Patrycja Sikora: Te zajęcia różniły się od pozostałych i to zasadniczo. Najbardziej chyba przypominały mi wykłady na Akademii Ekonomicznej - wiele konkretów, ćwiczenia i wnioski. Jak się miało okazać po tygodniu - wykład ten był bardzo przydatny i to nie tylko dla mnie, osoby zaprawionej w bojach, której przez pięć lat wtłaczano jedynie słuszną przyczynowo-skutkową drogę, gdzie efekty wylicza się z podwójnej całki. Inni też skorzystali. Otóż Marta Tarabuła przybliżyła nam tajniki i techniki odpowiedniego "sprzedania" swojego projektu na zewnątrz. To oczywiście nie jest takie proste, bo najpierw trzeba doprecyzować, co tak naprawdę "sprzedajemy" i co w tym naszym "towarze" jest na tyle wyjątkowego, aby zachęcić do jego skonsumowania. Po pierwsze więc każdy wziął na warsztat swój projekt i kierując się schematem zaczerpniętym rodem ze szkoleń dla martekingowców i zrobił mu podręcznikowe pozycjonowanie marki. Polega to na niczym innym jak określeniu: dla kogo jest wystawa, z jakimi wartościami się kojarzy, jakie emocjonalne nagrody szykuje dla odbiorcy, jakie niesie korzyści i z jakimi atrybutami się wiąże. Pominę niuanse związane z rysowaniem piramidy i wypełnianiem tabel. Najważniejsze chyba i najtrudniejsze było zamknięcie całego przygotowanego projektu w jednym zdaniu. Sprowadzenie całej wielopokładowej idei do jednego sloganu. Tak właśnie jest z szukaniem tytułu oraz odpowiedzią na pytanie: po co i dla kogo ta wystawa w ogóle powstała. Jeśli przygotowana koncepcja jest słaba - to jej słabość uwidacznia się szczególnie w trakcie takiego prostego ćwiczenia.

Potem nastąpiła prezentacja przed kamerą. Każdy z nas musiał sam usiąść na przeciw szklanego oka i przez maksymalnie 1,5 minuty zapowiedzieć wystawę, którą wymyślił. Tu liczył się pomysł i opanowanie. Potem oglądaliśmy nagrany materiał i ocenialiśmy wypowiedzi, wytykając sobie błędy i podkreślając to, co się udało.

Jak dla mnie to był świetny trening, który tak naprawdę doceniłam tydzień później, ponieważ dokładnie tydzień potem było otwarcie pierwszej wystawy przygotowywanej z Piotrem Stasiowskim, Anią Pohl, Agatą Małodobry przy współpracy z Agatą Bieńkowską i Iloną Foryś. Po tym wykładzie ruszyliśmy pociągiem do Białegostoku na pięciodniowy montaż.

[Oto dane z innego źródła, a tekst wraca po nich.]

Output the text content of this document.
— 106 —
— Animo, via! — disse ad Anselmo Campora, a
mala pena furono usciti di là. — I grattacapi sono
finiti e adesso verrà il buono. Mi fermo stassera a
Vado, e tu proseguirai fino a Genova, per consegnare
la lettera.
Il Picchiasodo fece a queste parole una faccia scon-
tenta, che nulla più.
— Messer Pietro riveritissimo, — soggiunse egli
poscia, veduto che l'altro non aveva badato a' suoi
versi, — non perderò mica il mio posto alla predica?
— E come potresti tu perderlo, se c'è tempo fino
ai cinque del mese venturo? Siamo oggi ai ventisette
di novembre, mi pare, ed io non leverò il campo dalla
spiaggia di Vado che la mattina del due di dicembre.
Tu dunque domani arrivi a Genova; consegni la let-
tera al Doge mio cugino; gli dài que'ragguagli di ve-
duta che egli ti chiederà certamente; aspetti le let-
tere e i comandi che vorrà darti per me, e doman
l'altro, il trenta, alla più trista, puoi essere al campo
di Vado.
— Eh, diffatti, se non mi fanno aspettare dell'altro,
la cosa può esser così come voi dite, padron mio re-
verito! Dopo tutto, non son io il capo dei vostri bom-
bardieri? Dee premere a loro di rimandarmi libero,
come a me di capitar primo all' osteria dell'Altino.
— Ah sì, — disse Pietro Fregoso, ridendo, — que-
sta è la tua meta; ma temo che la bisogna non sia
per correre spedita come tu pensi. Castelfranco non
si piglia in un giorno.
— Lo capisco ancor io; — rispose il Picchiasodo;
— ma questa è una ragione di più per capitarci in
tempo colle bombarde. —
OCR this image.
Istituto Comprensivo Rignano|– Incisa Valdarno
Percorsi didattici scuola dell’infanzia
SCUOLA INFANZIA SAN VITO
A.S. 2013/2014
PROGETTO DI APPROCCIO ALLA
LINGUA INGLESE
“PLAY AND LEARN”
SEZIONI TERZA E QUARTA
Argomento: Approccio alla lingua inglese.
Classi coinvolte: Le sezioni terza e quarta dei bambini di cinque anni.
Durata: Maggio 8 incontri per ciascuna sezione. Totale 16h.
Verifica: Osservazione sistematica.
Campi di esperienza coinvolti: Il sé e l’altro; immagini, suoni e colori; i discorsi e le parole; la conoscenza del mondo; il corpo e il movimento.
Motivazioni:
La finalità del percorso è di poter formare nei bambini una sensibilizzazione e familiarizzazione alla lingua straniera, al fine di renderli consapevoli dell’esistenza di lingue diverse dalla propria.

No i stało się, piątego dnia, kiedy dzierżyłam jeszcze w ręku młotek i gwoździe, nieprzebrana, niestety wpadłam na salę prosto na dziennikarzy z radio i TV. Sprzęt mieli już rozłożony. O przygotowaniu nie było mowy, wszyscy się śpieszą, a przedstawiciele mediów mają zwyczaj pojawiać się parę godzin przed otwarciem, gdy gorączka ostatnich poprawek sięga zenitu. Jedyne, co wtedy pamiętałam, to właśnie wskazówki Marty Tarabuły oraz uwagi kolegów (żadnego mizdrzenia się do kamery!?), robiłam więc wszystko, żeby nie powtarzać raz popełnionych błędów. Świetnie z wywiadami na pewno poradzili sobie Ania Pohl i Piotrek Stasiowski, każdy z nas dysponując innym temperamentem i przymiotami trochę inaczej kusił białostoczan do odwiedzenia wystawy.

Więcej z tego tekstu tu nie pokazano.